Mit einer abwechslungsreichen Aktionswoche hat die Brigitte-Reimann-Stadtbibliothek vom 20. bis 25. Juli den 93. Geburtstag ihrer Namenspatronin gefeiert. Gemeinsam mit dem Autor Andreas Eichler sowie Angela Johanning und Christine Neudeck vom Freundeskreis des ehemaligen Hoyerswerdaer Kunstvereins entstand ein vielseitiges Programm, das Brigitte Reimann und ihr literarisches Schaffen aus ganz unterschiedlichen Blickwinkeln in den Mittelpunkt rückte.
Den Auftakt bildete die Ausstellung „Wer war eigentlich Brigitte Reimann?“, die bereits seit Anfang Juli in der Bibliothek zu sehen ist. Sie lädt Besucherinnen und Besucher dazu ein, die Schriftstellerin neu oder wiederzuentdecken und ihren Lebensweg sowie ihre Entwicklung als Autorin nachzuvollziehen. Ergänzt wird die Ausstellung durch die Mitmachaktion „Kann man in Hoyerswerda küssen?“. Inspiriert von einer Frage, die Brigitte Reimann einst selbst stellte, sind Bürgerinnen und Bürger eingeladen, ihre persönlichen Lieblingsorte auf einer „Kuss-Karte“ zu markieren. So entsteht nach und nach ein Bild der Stadt – geprägt von Erinnerungen, Begegnungen und Orten, an denen sich Menschen besonders wohlfühlen.

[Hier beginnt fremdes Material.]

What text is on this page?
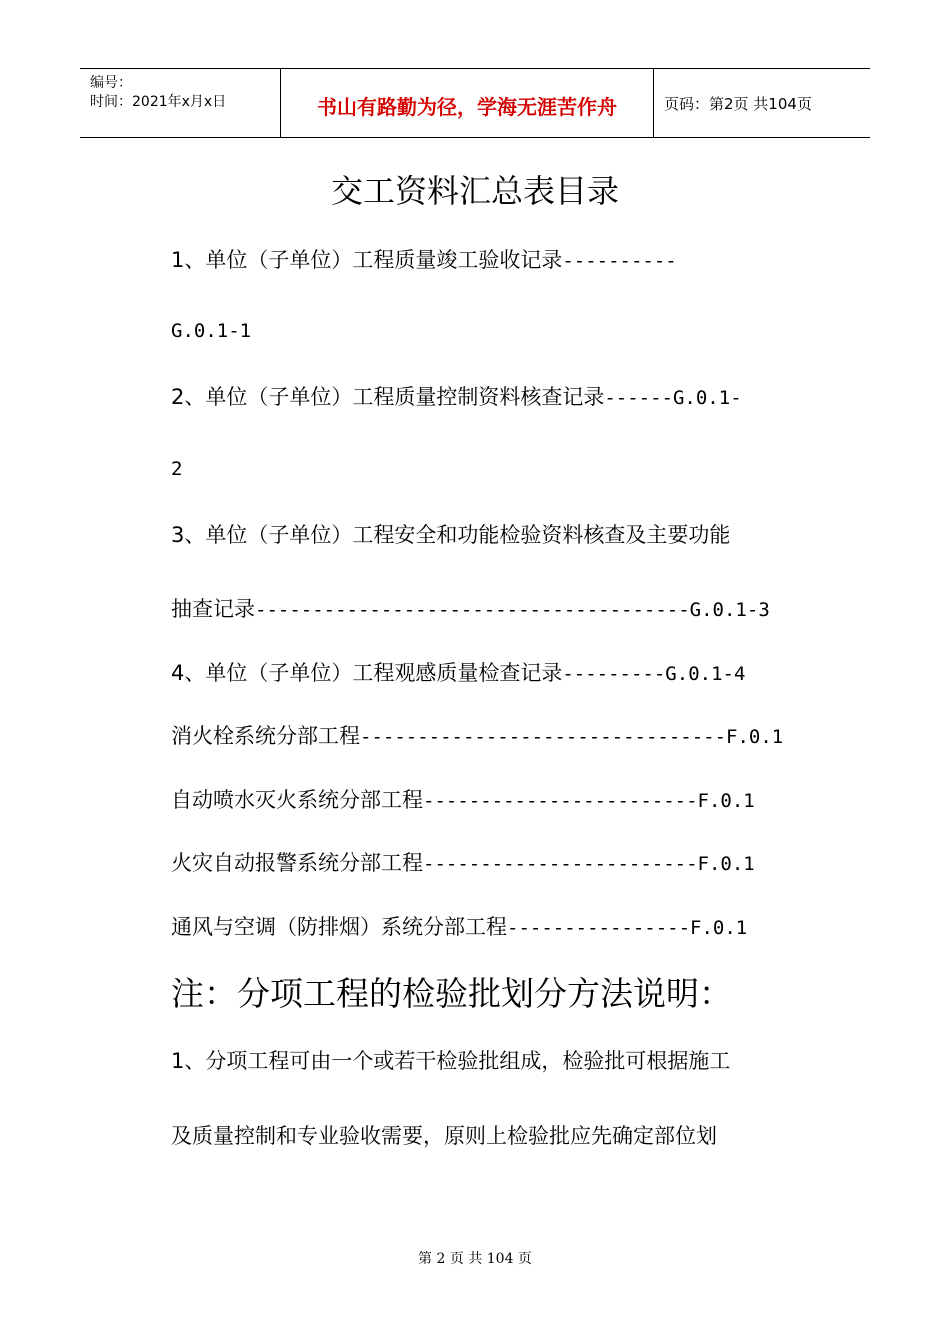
编号：
时间：2021年x月x日	书山有路勤为径，学海无涯苦作舟	页码：第2页 共104页
交工资料汇总表目录
1、单位（子单位）工程质量竣工验收记录----------
G.0.1-1
2、单位（子单位）工程质量控制资料核查记录------G.0.1-
2
3、单位（子单位）工程安全和功能检验资料核查及主要功能
抽查记录--------------------------------------G.0.1-3
4、单位（子单位）工程观感质量检查记录---------G.0.1-4
消火栓系统分部工程--------------------------------F.0.1
自动喷水灭火系统分部工程------------------------F.0.1
火灾自动报警系统分部工程------------------------F.0.1
通风与空调（防排烟）系统分部工程----------------F.0.1
注：分项工程的检验批划分方法说明：
1、分项工程可由一个或若干检验批组成，检验批可根据施工
及质量控制和专业验收需要，原则上检验批应先确定部位划
第 2 页 共 104 页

Auch das Veranstaltungsprogramm bot Gelegenheiten, sich mit dem Leben und Werk der Autorin auseinanderzusetzen. Bei zwei Vorführungen des Dokumentarfilms „Ankunft und Abschied – Die Neubrandenburger Jahre der Brigitte Reimann“ erhielten die Besucherinnen und Besucher einen sehr persönlichen Zugang zu der Schriftstellerin. Der Film verzichtet bewusst auf eine klassische Biografie und lässt stattdessen Zeitzeuginnen und Zeitzeugen zu Wort kommen, deren Erinnerungen ein facettenreiches Bild Brigitte Reimanns zeichnen.
Einen ganz anderen Blick auf die Autorin eröffnete Andreas Eichler mit seiner Lesung „Literarische Wanderung durch Mitteldeutschland“. Er spannte den Bogen von der Sprachgeschichte Mitteldeutschlands bis zu prägenden Persönlichkeiten der Region und ordnete dabei auch Brigitte Reimann in diesen kulturellen Zusammenhang ein. So wurde deutlich, welchen Stellenwert ihr Werk weit über Hoyerswerda hinaus einnimmt.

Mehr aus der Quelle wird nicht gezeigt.